Gradient Blow-Up for Dispersive and Dissipative Perturbations of the Burgers Equation

We consider a class of dispersive and dissipative perturbations of the inviscid Burgers equation, which includes the fractional KdV equation of order \(\alpha \), and the fractal Burgers equation of order \(\beta \), where \(\alpha , \beta \in [0,1)\), and the Whitham equation. For all \(\alpha , \beta \in [0,1)\), we construct solutions whose gradient blows up at a point, and whose amplitude stays bounded, which therefore display a “shock-like” singularity. Moreover, we provide an asymptotic description of the blow-up.
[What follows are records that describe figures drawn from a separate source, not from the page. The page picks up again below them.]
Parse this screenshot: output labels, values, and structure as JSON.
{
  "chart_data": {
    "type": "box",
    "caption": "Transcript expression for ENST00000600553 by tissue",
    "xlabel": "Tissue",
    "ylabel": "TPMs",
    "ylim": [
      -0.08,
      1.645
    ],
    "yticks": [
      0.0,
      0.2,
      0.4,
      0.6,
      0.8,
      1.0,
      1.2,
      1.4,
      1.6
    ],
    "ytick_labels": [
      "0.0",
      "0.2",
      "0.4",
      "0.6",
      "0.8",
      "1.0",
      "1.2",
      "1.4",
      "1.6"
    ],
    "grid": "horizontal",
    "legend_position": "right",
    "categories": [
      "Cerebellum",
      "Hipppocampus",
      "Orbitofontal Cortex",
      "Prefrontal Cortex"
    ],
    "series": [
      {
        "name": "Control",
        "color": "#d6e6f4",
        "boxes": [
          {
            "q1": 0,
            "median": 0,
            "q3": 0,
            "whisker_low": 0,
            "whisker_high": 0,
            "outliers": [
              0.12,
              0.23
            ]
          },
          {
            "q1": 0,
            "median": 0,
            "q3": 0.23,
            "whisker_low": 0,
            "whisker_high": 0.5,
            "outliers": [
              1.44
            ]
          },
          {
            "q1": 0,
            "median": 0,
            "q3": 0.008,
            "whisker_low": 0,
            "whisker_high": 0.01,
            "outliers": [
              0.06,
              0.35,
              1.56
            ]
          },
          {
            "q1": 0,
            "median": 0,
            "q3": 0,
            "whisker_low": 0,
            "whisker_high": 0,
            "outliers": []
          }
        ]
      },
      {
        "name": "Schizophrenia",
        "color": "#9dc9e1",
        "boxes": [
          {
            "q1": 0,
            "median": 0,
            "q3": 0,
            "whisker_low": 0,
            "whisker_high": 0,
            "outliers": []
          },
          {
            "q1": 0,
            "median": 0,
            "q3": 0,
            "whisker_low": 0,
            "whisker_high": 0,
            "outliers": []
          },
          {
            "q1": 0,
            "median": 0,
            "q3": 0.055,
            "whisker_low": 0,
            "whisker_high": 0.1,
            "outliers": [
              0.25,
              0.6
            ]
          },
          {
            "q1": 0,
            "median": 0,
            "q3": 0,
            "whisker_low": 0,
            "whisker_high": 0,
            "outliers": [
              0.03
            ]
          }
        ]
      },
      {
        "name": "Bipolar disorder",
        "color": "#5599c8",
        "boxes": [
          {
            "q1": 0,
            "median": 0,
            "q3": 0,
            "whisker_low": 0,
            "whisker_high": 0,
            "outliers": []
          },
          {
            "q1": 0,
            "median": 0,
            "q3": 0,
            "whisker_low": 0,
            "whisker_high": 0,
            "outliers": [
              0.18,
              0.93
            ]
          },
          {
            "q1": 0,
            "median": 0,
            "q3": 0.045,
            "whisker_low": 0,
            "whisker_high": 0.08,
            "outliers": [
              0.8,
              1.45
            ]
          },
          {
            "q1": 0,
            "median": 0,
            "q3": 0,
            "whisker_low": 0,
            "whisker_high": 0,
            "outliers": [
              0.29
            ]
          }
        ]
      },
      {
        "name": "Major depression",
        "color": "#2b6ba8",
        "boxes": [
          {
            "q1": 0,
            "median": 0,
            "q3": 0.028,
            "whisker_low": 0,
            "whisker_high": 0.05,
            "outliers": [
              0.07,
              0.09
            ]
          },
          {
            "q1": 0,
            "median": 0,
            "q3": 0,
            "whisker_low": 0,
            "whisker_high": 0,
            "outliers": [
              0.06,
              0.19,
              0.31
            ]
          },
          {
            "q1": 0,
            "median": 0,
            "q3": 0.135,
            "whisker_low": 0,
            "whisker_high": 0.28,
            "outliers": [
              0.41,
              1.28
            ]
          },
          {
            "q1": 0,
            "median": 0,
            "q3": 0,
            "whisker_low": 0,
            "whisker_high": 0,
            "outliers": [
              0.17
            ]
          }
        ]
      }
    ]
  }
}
To the best of our knowledge, this constitutes the first proof of gradient blow-up for the fKdV equation in the range \(\alpha \in [2/3, 1)\), as well as the first description of explicit blow-up dynamics for the fractal Burgers equation in the range \(\beta \in [2/3, 1)\). Our construction is based on modulation theory, where the well-known smooth self-similar solutions to the inviscid Burgers equation are used as profiles. A somewhat amusing point is that the profiles that are less stable under initial data perturbations (in that the number of unstable directions is larger) are more stable under perturbations of the equation (in that higher order dispersive and/or dissipative terms are allowed) due to their slower rates of concentration. Another innovation of this article, which may be of independent interest, is the development of a streamlined weighted \(L^{2}\)-based approach (in lieu of the characteristic method) for establishing the sharp spatial behavior of the solution in self-similar variables, which leads to the sharp Hölder regularity of the solution up to the blow-up time.